Soll Rentner um eine Milliarde Euro entlasten: Das bringt Ihnen die Aktivrente
Die hohe Entlastung von Rentnern, die weiterarbeiten, die sogenannte Aktivrente, soll ab dem 1. Januar starten. So kündigte es Bundeskanzler Friedrich Merz im ZDF-Sommerinterview an. „Wenn alles gut geht, kriegen wir das zum 1. Januar hin“, sagte er. Der Plan beinhaltet einen zusätzlichen Steuerfreibetrag von 12.000 Euro für alle, die über das offizielle Renteneintrittsalter hinaus weiterarbeiten. Damit könnten arbeitende Rentner stand heute steuerfrei 24.000 Euro im Jahr verdienen.

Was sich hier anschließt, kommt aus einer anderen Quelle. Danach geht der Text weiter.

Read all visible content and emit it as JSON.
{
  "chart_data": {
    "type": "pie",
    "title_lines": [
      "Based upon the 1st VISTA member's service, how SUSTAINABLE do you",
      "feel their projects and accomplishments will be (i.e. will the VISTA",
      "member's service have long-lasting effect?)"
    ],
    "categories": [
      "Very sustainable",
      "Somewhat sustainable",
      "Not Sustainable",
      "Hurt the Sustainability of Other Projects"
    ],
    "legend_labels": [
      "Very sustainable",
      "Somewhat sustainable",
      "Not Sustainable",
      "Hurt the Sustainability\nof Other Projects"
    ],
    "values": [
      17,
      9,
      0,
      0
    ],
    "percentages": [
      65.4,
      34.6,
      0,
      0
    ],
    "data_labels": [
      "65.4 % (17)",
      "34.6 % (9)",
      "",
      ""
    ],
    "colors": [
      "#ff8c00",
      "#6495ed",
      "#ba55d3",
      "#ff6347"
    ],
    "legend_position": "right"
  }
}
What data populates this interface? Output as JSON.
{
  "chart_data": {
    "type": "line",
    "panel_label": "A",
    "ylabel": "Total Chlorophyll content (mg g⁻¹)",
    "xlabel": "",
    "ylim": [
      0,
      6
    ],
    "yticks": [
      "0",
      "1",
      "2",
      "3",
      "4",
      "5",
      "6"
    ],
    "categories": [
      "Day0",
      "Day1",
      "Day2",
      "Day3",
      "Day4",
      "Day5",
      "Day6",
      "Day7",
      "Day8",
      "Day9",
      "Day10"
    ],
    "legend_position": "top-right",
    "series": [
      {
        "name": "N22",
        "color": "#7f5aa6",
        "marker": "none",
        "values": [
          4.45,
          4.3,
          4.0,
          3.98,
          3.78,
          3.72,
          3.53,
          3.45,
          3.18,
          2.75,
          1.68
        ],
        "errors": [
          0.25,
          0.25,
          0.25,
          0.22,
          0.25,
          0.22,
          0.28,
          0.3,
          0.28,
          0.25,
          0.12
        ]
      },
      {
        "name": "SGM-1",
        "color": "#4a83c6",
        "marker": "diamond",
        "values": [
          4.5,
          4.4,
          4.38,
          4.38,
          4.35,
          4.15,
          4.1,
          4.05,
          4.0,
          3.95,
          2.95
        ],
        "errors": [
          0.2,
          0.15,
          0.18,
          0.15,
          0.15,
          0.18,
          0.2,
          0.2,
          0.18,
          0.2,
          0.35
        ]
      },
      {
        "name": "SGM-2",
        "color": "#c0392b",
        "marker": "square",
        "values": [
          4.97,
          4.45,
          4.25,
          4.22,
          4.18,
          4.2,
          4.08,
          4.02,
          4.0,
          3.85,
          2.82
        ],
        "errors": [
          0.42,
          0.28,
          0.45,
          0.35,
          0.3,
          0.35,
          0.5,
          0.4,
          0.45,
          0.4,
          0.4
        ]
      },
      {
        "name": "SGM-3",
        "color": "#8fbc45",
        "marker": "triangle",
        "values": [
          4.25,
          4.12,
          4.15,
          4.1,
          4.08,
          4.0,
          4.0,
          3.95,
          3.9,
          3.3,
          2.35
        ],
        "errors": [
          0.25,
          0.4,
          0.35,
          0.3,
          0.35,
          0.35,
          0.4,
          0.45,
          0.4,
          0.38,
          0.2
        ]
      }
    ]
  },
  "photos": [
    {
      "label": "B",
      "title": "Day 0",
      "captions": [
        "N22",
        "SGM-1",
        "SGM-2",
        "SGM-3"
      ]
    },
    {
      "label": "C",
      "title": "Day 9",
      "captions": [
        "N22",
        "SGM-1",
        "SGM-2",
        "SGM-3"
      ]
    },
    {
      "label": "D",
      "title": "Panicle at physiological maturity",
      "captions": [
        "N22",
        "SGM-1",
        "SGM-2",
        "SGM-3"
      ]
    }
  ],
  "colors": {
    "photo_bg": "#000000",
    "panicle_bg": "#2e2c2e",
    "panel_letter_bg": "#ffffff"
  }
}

Nach einem Bericht der „Bild“-Zeitung rechnet die Bundesregierung damit, dass diese Maßnahme Rentner eine Milliarde Euro Steuerentlastung bringt. Würde die Aktivrente 2026 eingeführt, sind im Bundeshaushalt deswegen Mindereinnahmen von 900 Millionen Euro eingeplant, im Jahr 2027 wären es eine Milliarde Euro.
Kanzler Friedrich Merz betonte im ZDF-Sommerinterview, dass es keine Pflicht geben solle, länger zu arbeiten: „Wir wollen das auf der Basis der Freiwilligkeit versuchen“, so Merz. Das gelte insbesondere für diejenigen, die es können und die es wollen, betonte der Kanzler.
Schon jetzt können Rentnern leichter weiter arbeiten - noch auf freiwilliger Basis. Mit den geplanten Steuernachlässen würde das noch attraktivere. Doch was bedeutet ´der Plan für Rentner konkret? Für FOCUS online rechnet Andreas Irion, stellvertretender Präsident des Verbandes der Rentenberater, anhand von zwei Beispielen vor, wie Rentner das meiste aus der Aktivrente machen.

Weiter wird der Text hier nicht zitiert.